During the reign of Emmanuel, and his predecessor John II., few criminals were executed in Portugal. These great and political princes employed the lives which were forfeited to the public in the most dangerous undertakings of public utility. In their foreign expeditions the condemned criminals were sent upon the most hazardous undertakings. If death was their fate, it was the punishment they had merited: if successful in what was required, their crimes were expiated; and often they rendered their country the greatest atonement for their guilt which men in their circumstances could possibly make. What multitudes every year, in the prime of their life, end their days in Great Britain by the hands of the executioner! That the legislature might devise means to make the greatest part of these lives useful to society is a fact, which surely cannot be disputed; though, perhaps, the remedy of an evil so shocking to humanity may be at some distance.

[118] Semele was the mother of Bacchus, but, as he was prematurely born, Jupiter, his father, sewed him up in his thigh until he came to maturity.—Ed.

[119]

On it, the picture of that shape he placed,
In which the Holy Spirit did alight,
The picture of the dove, so white, so chaste,
On the blest Virgin's head, so chaste, so white.

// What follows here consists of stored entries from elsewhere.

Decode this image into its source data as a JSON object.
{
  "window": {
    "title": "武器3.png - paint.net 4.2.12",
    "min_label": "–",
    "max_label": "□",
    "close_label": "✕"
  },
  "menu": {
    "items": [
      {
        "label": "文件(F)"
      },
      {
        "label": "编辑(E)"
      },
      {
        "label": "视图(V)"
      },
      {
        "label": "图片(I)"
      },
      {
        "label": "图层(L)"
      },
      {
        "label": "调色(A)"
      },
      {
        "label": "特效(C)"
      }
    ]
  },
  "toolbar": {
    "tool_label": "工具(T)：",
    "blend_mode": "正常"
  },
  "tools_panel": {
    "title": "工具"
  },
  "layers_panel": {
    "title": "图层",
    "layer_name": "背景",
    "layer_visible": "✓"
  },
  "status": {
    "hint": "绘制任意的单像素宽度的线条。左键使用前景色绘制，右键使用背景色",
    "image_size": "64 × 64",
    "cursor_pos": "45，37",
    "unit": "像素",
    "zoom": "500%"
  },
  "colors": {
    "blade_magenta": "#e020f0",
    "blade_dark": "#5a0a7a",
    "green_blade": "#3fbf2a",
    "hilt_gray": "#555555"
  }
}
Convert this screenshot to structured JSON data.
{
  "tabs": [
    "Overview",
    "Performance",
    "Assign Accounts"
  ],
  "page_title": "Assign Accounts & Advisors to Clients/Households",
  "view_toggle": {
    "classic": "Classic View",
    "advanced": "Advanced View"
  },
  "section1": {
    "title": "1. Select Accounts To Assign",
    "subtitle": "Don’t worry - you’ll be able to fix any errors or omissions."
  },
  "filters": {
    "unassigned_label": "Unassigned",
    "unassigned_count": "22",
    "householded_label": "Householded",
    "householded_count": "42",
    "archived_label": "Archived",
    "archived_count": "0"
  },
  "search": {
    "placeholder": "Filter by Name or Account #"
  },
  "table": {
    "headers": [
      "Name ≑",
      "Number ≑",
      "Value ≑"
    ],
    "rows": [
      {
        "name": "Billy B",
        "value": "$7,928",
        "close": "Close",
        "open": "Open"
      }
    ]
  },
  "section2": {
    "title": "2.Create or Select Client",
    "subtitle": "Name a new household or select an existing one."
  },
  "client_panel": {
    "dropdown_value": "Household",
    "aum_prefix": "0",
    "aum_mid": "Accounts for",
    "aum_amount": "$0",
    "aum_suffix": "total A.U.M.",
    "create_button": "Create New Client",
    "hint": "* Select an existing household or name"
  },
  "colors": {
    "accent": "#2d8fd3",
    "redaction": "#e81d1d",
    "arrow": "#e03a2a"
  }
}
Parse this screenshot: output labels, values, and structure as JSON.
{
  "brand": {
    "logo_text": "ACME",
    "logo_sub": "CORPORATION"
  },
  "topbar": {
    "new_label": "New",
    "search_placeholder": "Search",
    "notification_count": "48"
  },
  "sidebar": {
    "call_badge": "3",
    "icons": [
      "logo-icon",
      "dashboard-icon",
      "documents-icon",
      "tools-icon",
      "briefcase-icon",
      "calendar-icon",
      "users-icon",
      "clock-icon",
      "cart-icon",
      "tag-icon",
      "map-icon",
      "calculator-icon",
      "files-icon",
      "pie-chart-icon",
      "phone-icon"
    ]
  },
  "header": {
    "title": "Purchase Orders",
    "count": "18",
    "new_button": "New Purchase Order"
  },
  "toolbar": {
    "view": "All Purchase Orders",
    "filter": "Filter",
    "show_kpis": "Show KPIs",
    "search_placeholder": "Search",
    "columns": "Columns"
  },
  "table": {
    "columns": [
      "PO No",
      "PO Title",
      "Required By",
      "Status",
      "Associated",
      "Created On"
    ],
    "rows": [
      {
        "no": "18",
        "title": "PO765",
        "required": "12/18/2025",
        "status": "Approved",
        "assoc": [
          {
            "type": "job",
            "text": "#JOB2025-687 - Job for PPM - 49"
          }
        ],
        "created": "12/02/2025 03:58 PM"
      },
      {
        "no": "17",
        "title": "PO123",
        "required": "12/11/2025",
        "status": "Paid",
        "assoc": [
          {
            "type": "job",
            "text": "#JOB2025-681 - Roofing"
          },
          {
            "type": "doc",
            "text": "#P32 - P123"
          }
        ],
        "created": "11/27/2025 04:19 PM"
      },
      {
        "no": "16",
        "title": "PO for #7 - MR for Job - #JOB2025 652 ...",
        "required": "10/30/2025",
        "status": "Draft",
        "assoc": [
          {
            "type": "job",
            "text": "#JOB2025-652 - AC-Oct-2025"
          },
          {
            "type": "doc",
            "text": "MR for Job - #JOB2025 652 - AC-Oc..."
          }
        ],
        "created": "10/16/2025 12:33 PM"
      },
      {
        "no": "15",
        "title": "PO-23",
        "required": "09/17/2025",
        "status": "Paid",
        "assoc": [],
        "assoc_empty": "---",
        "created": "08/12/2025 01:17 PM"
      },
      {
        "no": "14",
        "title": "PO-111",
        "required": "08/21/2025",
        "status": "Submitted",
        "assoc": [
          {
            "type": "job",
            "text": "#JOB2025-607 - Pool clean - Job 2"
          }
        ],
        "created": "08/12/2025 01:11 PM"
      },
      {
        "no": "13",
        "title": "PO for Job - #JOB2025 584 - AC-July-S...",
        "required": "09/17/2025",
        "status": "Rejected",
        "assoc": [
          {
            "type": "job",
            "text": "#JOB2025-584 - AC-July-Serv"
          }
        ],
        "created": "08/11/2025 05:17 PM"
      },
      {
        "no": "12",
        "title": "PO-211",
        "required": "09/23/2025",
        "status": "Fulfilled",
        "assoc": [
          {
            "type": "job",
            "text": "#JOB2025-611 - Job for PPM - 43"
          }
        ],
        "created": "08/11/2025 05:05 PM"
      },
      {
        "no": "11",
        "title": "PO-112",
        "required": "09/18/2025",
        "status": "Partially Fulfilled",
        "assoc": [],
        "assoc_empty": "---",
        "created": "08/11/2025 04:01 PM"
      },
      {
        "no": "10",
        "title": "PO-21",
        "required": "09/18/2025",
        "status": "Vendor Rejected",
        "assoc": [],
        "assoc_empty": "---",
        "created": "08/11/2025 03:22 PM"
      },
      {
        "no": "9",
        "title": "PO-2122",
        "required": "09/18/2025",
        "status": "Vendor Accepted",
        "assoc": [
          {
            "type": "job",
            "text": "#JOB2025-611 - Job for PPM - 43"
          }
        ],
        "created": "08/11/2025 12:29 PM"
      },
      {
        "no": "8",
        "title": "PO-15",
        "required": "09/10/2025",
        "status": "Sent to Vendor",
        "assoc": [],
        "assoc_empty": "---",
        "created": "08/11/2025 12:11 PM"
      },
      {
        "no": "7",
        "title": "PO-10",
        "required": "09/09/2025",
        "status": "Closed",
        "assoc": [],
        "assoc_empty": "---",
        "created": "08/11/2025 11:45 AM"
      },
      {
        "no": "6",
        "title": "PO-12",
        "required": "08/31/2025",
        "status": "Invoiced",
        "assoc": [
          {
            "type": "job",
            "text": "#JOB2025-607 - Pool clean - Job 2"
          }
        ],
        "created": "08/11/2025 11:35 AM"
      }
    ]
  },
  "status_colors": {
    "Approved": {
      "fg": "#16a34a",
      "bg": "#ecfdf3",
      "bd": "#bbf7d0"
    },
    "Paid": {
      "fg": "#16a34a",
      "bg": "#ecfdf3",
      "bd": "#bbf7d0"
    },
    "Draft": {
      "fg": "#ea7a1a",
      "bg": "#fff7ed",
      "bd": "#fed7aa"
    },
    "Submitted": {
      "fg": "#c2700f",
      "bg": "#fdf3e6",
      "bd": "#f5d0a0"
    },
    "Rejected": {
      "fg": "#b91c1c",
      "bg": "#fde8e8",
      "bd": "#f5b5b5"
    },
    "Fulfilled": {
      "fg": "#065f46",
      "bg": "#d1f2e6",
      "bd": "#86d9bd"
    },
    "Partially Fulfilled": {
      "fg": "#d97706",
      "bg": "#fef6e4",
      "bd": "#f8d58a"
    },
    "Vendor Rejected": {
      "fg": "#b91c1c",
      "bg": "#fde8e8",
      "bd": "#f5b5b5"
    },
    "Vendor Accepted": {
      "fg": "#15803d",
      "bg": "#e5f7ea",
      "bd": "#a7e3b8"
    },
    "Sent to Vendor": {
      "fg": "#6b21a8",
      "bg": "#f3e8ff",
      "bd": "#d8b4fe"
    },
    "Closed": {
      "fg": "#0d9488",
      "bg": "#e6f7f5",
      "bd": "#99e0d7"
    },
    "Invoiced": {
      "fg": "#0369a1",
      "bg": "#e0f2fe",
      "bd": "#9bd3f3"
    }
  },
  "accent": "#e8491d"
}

In these lines, the best of all Fanshaw's, the happy repetition "so chaste, so white," is a beauty which, though not contained in the original, the present translator was unwilling to lose.

[120] See the [Preface.]

[121] When Gama lay at anchor among the islands of St. George, near Mozambique, "there came three Ethiopians on board (says Faria y Sousa) who, seeing St. Gabriel painted on the poop, fell on their knees in token of their Christianity, which had been preached to them in the primitive times, though now corrupted." Barros, c. 4, and Castaneda, l. i. c. 9, report, that the Portuguese found two or three Abyssinian Christians in the city of Mombas, who had an oratory in their house. The following short account of the Christians of the East may perhaps be acceptable. In the south parts of Malabar, about 200,000 of the inhabitants professed Christianity before the arrival of the Portuguese. They use the Syriac language in their services, and read the Scriptures in that tongue, and call themselves Christians of St. Thomas, by which apostle their ancestors had been converted. For 1300 years they had been under the Patriarch of Babylon, who appointed their Mutran, or archbishop. Dr. Geddes, in his History of the Church of Malabar, relates that Francisco Roz, a Jesuit missionary, complained to Menezes, the Portuguese archbishop of Goa, that when he showed these people an image of the Virgin Mary, they cried out, "Away with that filthiness, we are Christians, and do not adore idols."